The famous French war photographer, Henri Cartier-Bresson, said it best in his 1952 book, The Decisive Moment…
“Photography is not like painting,” Cartier-Bresson said. “There is a creative fraction of a second when you are taking a picture. Your eye must see a composition or an expression that life itself offers you, and you must know with intuition when to click the camera. That is the moment the photographer is creative,” he said. “Oop! The Moment! Once you miss it, it is gone forever.”
When involving yourself in photography, you either get this, or you don’t There is no way to teach The Decisive Moment. There is no way to say, “I will now pick up my camera and take a winning picture,” at least in my mind. If all the stars align correctly, these moments will appear before you. The key is to know your equipment well enough that it is ready, up to your eye, your finger poised on the shutter release, and you press it at just the right instant in time… The Decisive Moment. The problem is that those moments are short and electrical signals to nerve endings and muscles are painfully slow, even at the speed of light. When I see what I want in the viewfinder, that microsecond where I SCREAM to myself “PRESS THE SHUTTER YOU IDIOT!” and my finger actually reacts, seems to take forever… The command has been issued, but it is a painfully long time before the human body can carry it out.
Recently, my wife started singing again. And since I got into photography again, she gets me into situations where I can get some great photos. Now, concert or stage photography was never my specialty, although I did it a bit when she sang in a band in the late 1980’s. But music, especially rock music, has been part of my existence since following Black Sabbath in 1970. So recently, I found my self and my camera at The Downtown Cafe in Red Bank, NJ for Rock ‘n’ Roll Karaoke. This is different from traditional karaoke- you know, cheesy electronically created music with no vocals. Some poor slob who thinks they can sing reading the words they don’t know off of a video monitor they can’t see because they drank three shots to get up the courage…
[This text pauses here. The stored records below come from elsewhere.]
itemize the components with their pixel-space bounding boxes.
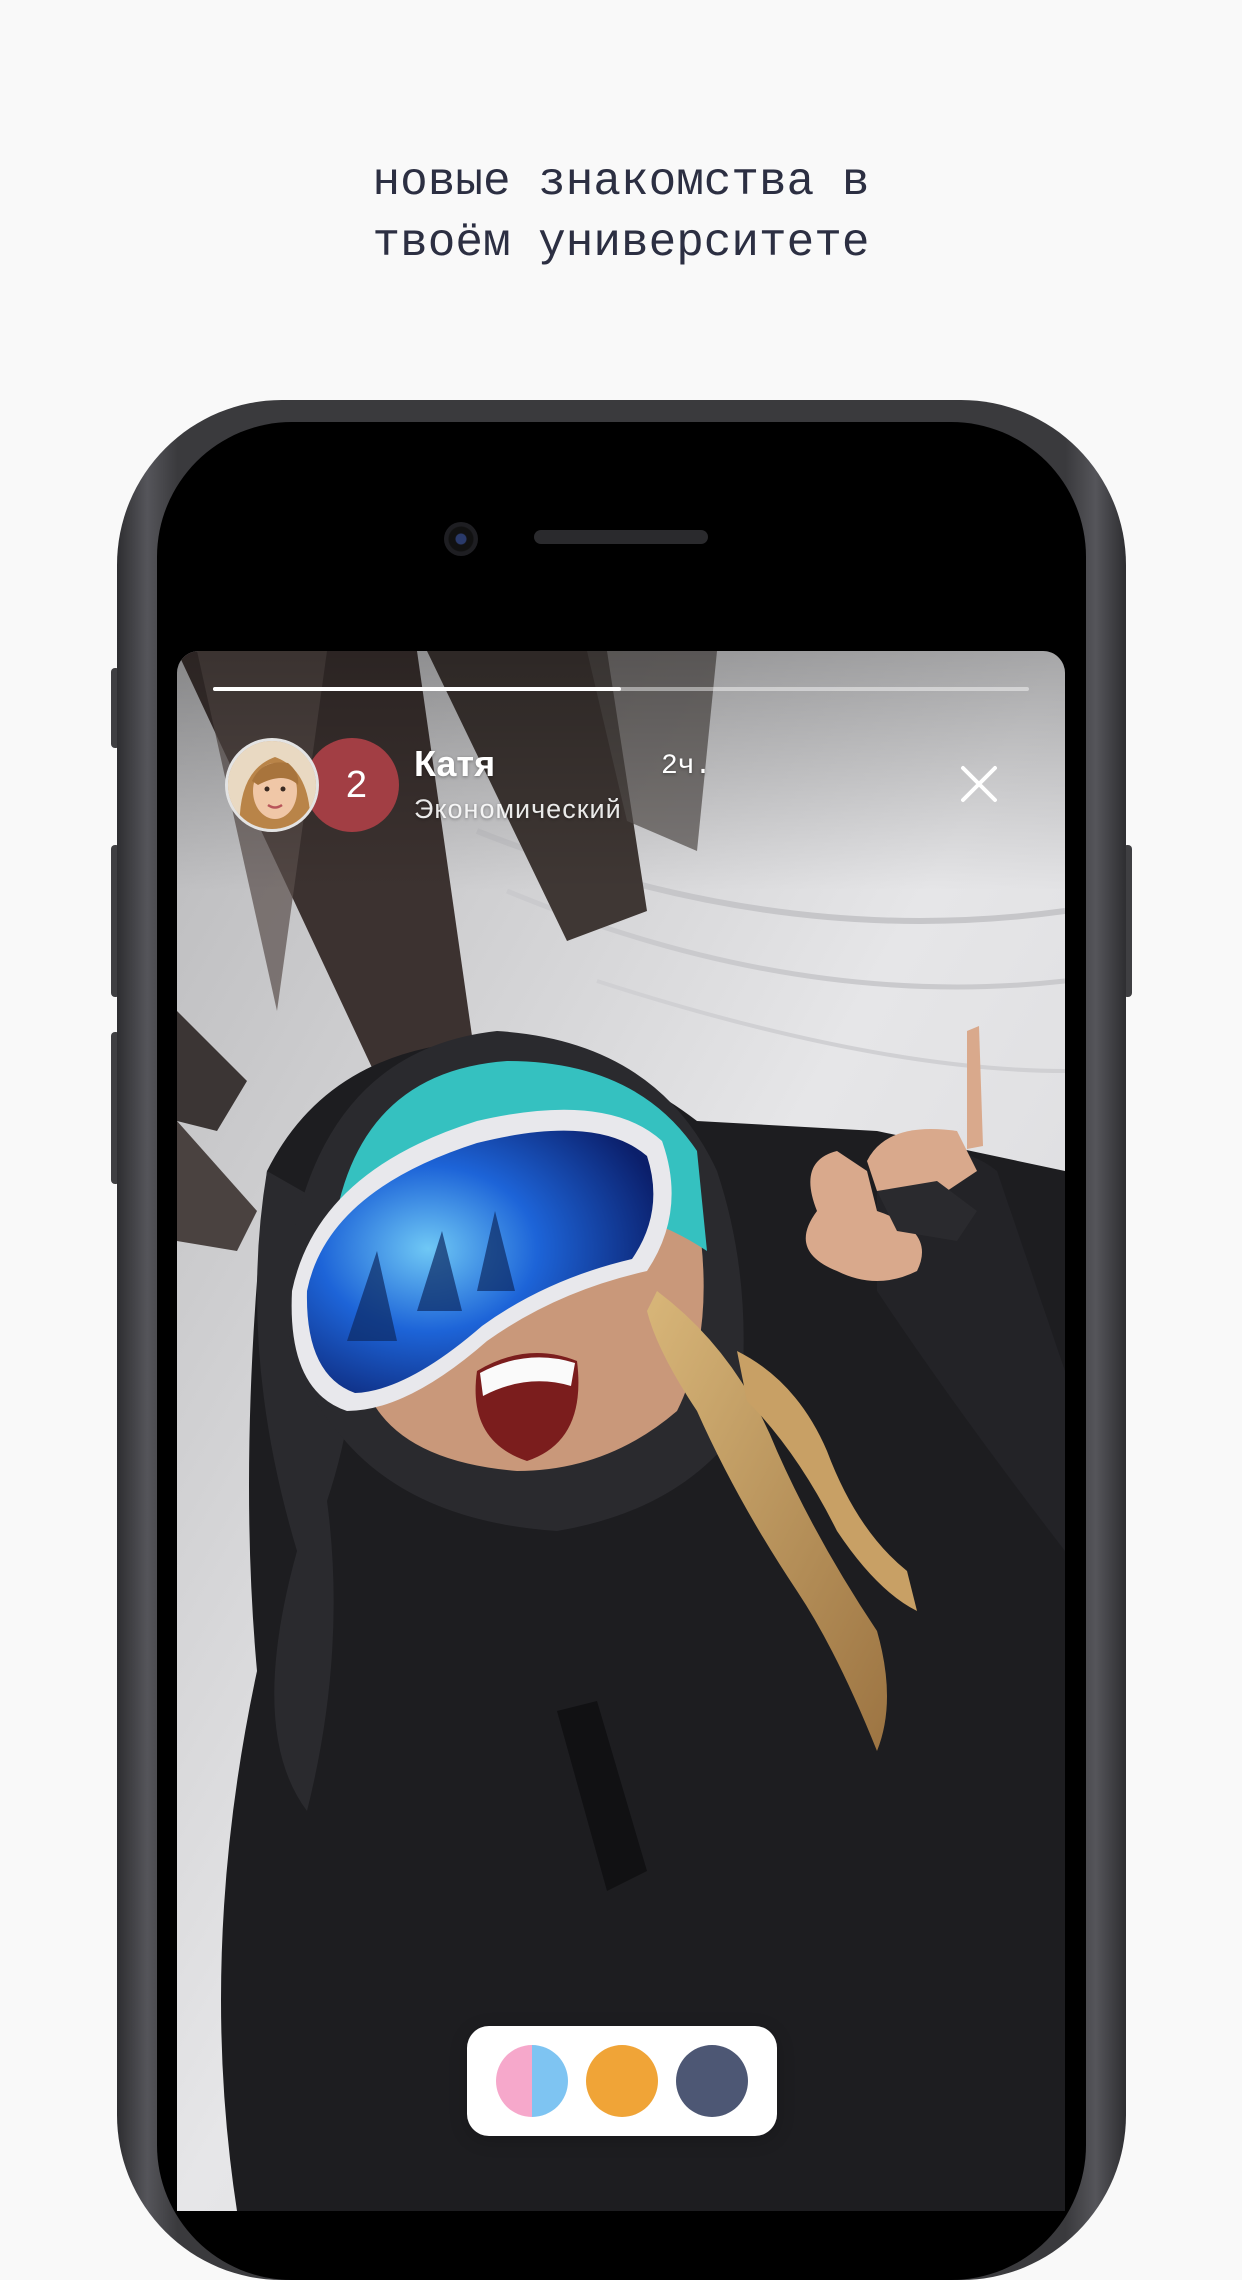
story-timestamp: 2ч. [661,751,712,782]
close-icon[interactable] [959,764,999,804]
reaction-dot-slate[interactable] [676,2045,748,2117]
reaction-dot-orange[interactable] [586,2045,658,2117]
tagline: новые знакомства в твоём университете [0,152,1242,274]
story-screen[interactable]: 2 Катя Экономический 2ч. [177,651,1065,2211]
reaction-bar [467,2026,777,2136]
story-count-badge[interactable]: 2 [305,738,399,832]
user-avatar[interactable] [225,738,319,832]
user-faculty: Экономический [414,794,622,824]
reaction-dot-pink-blue[interactable] [496,2045,568,2117]
tagline-line-2: твоём университете [372,217,870,269]
front-camera [444,522,478,556]
user-name[interactable]: Катя [414,743,495,785]
earpiece-speaker [534,530,708,544]
story-progress-fill [213,687,621,691]
story-progress-track [213,687,1029,691]
tagline-line-1: новые знакомства в [372,156,870,208]
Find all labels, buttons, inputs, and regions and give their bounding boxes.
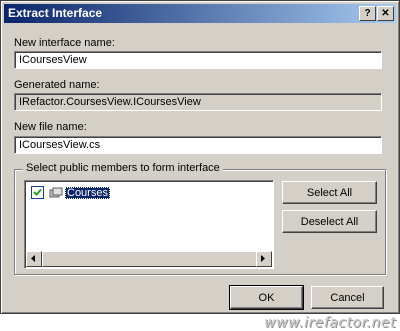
cancel-button[interactable]: Cancel (311, 286, 384, 309)
help-button[interactable]: ? (359, 6, 376, 21)
site-watermark: www.irefactor.net (264, 315, 396, 331)
generated-name-field (14, 93, 382, 111)
checkmark-icon (33, 188, 42, 196)
scroll-thumb[interactable] (42, 251, 257, 267)
deselect-all-button[interactable]: Deselect All (282, 210, 377, 233)
close-button[interactable]: ✕ (377, 6, 394, 21)
arrow-right-icon (261, 255, 265, 262)
dialog-title: Extract Interface (8, 6, 103, 20)
interface-name-label: New interface name: (14, 37, 115, 49)
scroll-right-button[interactable] (256, 251, 272, 267)
courses-member-label: Courses (65, 186, 110, 199)
property-icon (49, 187, 63, 197)
ok-button[interactable]: OK (229, 285, 304, 310)
list-item[interactable]: Courses (31, 185, 110, 200)
scroll-left-button[interactable] (26, 251, 42, 267)
arrow-left-icon (31, 255, 35, 262)
file-name-input[interactable] (14, 136, 382, 154)
members-group-label: Select public members to form interface (23, 162, 223, 174)
generated-name-label: Generated name: (14, 79, 100, 91)
horizontal-scrollbar[interactable] (26, 251, 272, 267)
members-listbox[interactable]: Courses (24, 180, 274, 269)
interface-name-input[interactable] (14, 51, 382, 69)
select-all-button[interactable]: Select All (282, 181, 377, 204)
extract-interface-dialog: Extract Interface ? ✕ New interface name… (0, 0, 400, 314)
file-name-label: New file name: (14, 121, 87, 133)
title-bar[interactable]: Extract Interface ? ✕ (4, 4, 396, 23)
courses-checkbox[interactable] (31, 186, 44, 199)
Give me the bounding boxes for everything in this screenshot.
Rock ‘n’ Roll Karaoke is live. The band is great. The vast majority of people who try it can actually sing. And the lyrics? Yes, they have a big book on a music stand with all the lyrics. But unless it’s the singer’s first time or they’re nervous, most don’t even look at them.
No, this is open mic night with the band. And the singers are great.
So, when someone gets up in front of your camera lens, and you begin having flashbacks to 1975 and reading articles about Led Zeppelin and Robert Plant in Circus Magazine as a kid (especially when this person is actually singing Zeppelin at the time!) – you start to feel good about where the pictures are going that night.
As Gil began to get into his performance, I found someone before my camera who looked like he didn’t care about the rest of the world – and for a few moments, maybe didn’t know the rest of the world was even there. On top of that, the stage lights were just right and I had the right lens on the camera (a simple 50mm f/1.8).
But, he was still having fun, as you can see. (Zeppelin is always a crowd pleaser.) I was close- but I didn’t yet have The Decisive Moment. But, as the song progressed, I knew it would come.
And with a final drum kick and power cord, I finally had it… The Decisive Moment…
These images were all shot on a Nikon D5000, 50mm f/1.8 lens, ISO 3200, 1/40 or 50 sec @ f/1.8 or f/2.8. The lens flare in the last image was a bonus.
Thanks Gil for a great performance and a great moment in time!